As U.S. cases spike back up, hospitals are once again overwhelmed, but this time it’s happening in smaller cities. France has expanded its curfews to cover two-thirds of the population.
The Food and Drug Administration said Thursday that it had formally approved remdesivir as the first drug to treat Covid-19, a move that indicated the government’s confidence in its safe and effective use for hospitalized patients.
The FDA said the antiviral drug had been approved for adults and pediatric patients 12 years of age and older and weighing at least 40 kilograms (about 88 pounds) who require hospitalization for Covid-19, the disease caused by the coronavirus, which has killed more than 220,000 people in the United States.
In May, the FDA. granted remdesivir emergency authorization after a trial by the National Institutes of Health found that it modestly reduced the time to recovery in hospitalized patients. President Trump received the drug after he began showing symptoms earlier this month.
The drug does not prevent deaths in Covid-19 patients.
The formal approval now granted by the FDA indicates that the drug cleared more rigorous regulatory hurdles involving a more thorough review of clinical data and manufacturing quality since it was given emergency authorization in May.
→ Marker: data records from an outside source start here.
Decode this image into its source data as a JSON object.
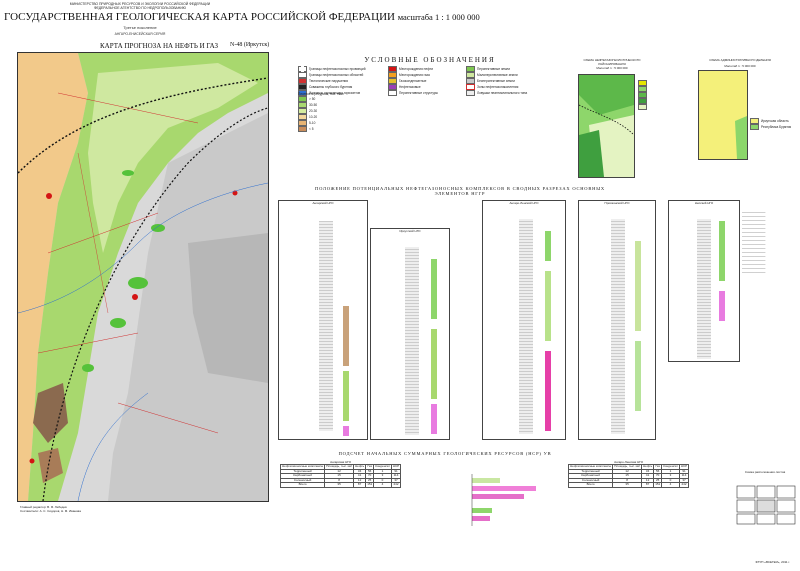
{
  "header": {
    "ministry": "МИНИСТЕРСТВО ПРИРОДНЫХ РЕСУРСОВ И ЭКОЛОГИИ РОССИЙСКОЙ ФЕДЕРАЦИИ",
    "agency": "ФЕДЕРАЛЬНОЕ АГЕНТСТВО ПО НЕДРОПОЛЬЗОВАНИЮ",
    "title": "ГОСУДАРСТВЕННАЯ ГЕОЛОГИЧЕСКАЯ КАРТА РОССИЙСКОЙ ФЕДЕРАЦИИ",
    "scale": "масштаба 1 : 1 000 000",
    "edition": "Третье поколение",
    "series": "АНГАРО-ЕНИСЕЙСКАЯ СЕРИЯ",
    "map_title": "КАРТА ПРОГНОЗА НА НЕФТЬ И ГАЗ",
    "sheet": "N-48 (Иркутск)"
  },
  "legend": {
    "title": "УСЛОВНЫЕ ОБОЗНАЧЕНИЯ",
    "col1_items": [
      "Границы нефтегазоносных провинций",
      "Границы нефтегазоносных областей",
      "Тектонические нарушения",
      "Скважины глубокого бурения",
      "Изогипсы отражающих горизонтов"
    ],
    "col2_items": [
      "Месторождения нефти",
      "Месторождения газа",
      "Газоконденсатные",
      "Нефтегазовые",
      "Перспективные структуры"
    ],
    "col3_items": [
      "Перспективные земли",
      "Малоперспективные земли",
      "Бесперспективные земли",
      "Зоны нефтегазонакопления",
      "Ловушки неантиклинального типа"
    ],
    "density_title": "Плотность ресурсов, тыс. т/км²",
    "density_values": [
      "> 50",
      "30-50",
      "20-30",
      "10-20",
      "5-10",
      "< 5"
    ],
    "colors": [
      "#7ec850",
      "#a9d871",
      "#d5ed9f",
      "#f3d79b",
      "#e7b474",
      "#c98d5b"
    ]
  },
  "insets": {
    "scheme1": "СХЕМА НЕФТЕГАЗОГЕОЛОГИЧЕСКОГО РАЙОНИРОВАНИЯ",
    "scheme1_scale": "Масштаб 1 : 5 000 000",
    "scheme2": "СХЕМА АДМИНИСТРАТИВНОГО ДЕЛЕНИЯ",
    "scheme2_scale": "Масштаб 1 : 5 000 000",
    "scheme2_legend": [
      "Иркутская область",
      "Республика Бурятия"
    ],
    "index": "Схема расположения листов"
  },
  "sections": {
    "title": "ПОЛОЖЕНИЕ ПОТЕНЦИАЛЬНЫХ НЕФТЕГАЗОНОСНЫХ КОМПЛЕКСОВ В СВОДНЫХ РАЗРЕЗАХ ОСНОВНЫХ ЭЛЕМЕНТОВ НГГР",
    "columns": [
      "Ангарский НГО",
      "Иркутский НГО",
      "Ангаро-Ленский НГО",
      "Присаянский НГО",
      "Непский НГО"
    ]
  },
  "resources": {
    "title": "ПОДСЧЕТ НАЧАЛЬНЫХ СУММАРНЫХ ГЕОЛОГИЧЕСКИХ РЕСУРСОВ (НСР) УВ",
    "table1_title": "Ангарская НГО",
    "table2_title": "Ангаро-Ленская НГО",
    "headers": [
      "Нефтегазоносные комплексы",
      "Площадь, тыс. км²",
      "Нефть",
      "Газ",
      "Конденсат",
      "НСР"
    ],
    "rows": [
      [
        "Терригенный",
        "12",
        "34",
        "56",
        "1",
        "91"
      ],
      [
        "Карбонатный",
        "15",
        "41",
        "70",
        "3",
        "114"
      ],
      [
        "Соленосный",
        "8",
        "12",
        "25",
        "0",
        "37"
      ],
      [
        "Всего",
        "35",
        "87",
        "151",
        "4",
        "242"
      ]
    ]
  },
  "footer": {
    "left": [
      "Главный редактор: В. Ф. Лебедев",
      "Составители: А. С. Сидоров, Н. М. Иванова"
    ],
    "right": "ФГУП «ВСЕГЕИ», 2011 г."
  }
}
Before its approval, remdesivir did not go through an outside panel of experts, called an advisory committee. But Dr. Peter Lurie, a former associate commissioner with the FDA who is now president of the Center for Science in the Public Interest, said that was not unusual.
A study of more than 11,000 people in 30 countries sponsored by the World Health Organization found that the drug failed to prevent deaths in patients with Covid-19.
Remdesivir, which was originally developed as a treatment for Ebola and hepatitis C, interferes with the reproduction of viruses by jamming itself into new viral genes.
The FDA approval Thursday did not apply to the entire population that was covered under the agency’s emergency authorization in May.
That emergency authorization allows doctors to use the drug on hospitalized pediatric patients weighing between 3.5 kg and 40 kg or hospitalized pediatric patients less than 12 years of age who weigh at least 3.5 kg. Clinical trials assessing the safety and efficacy of the drug in this pediatric patient population are still continuing, the F.D.A. said.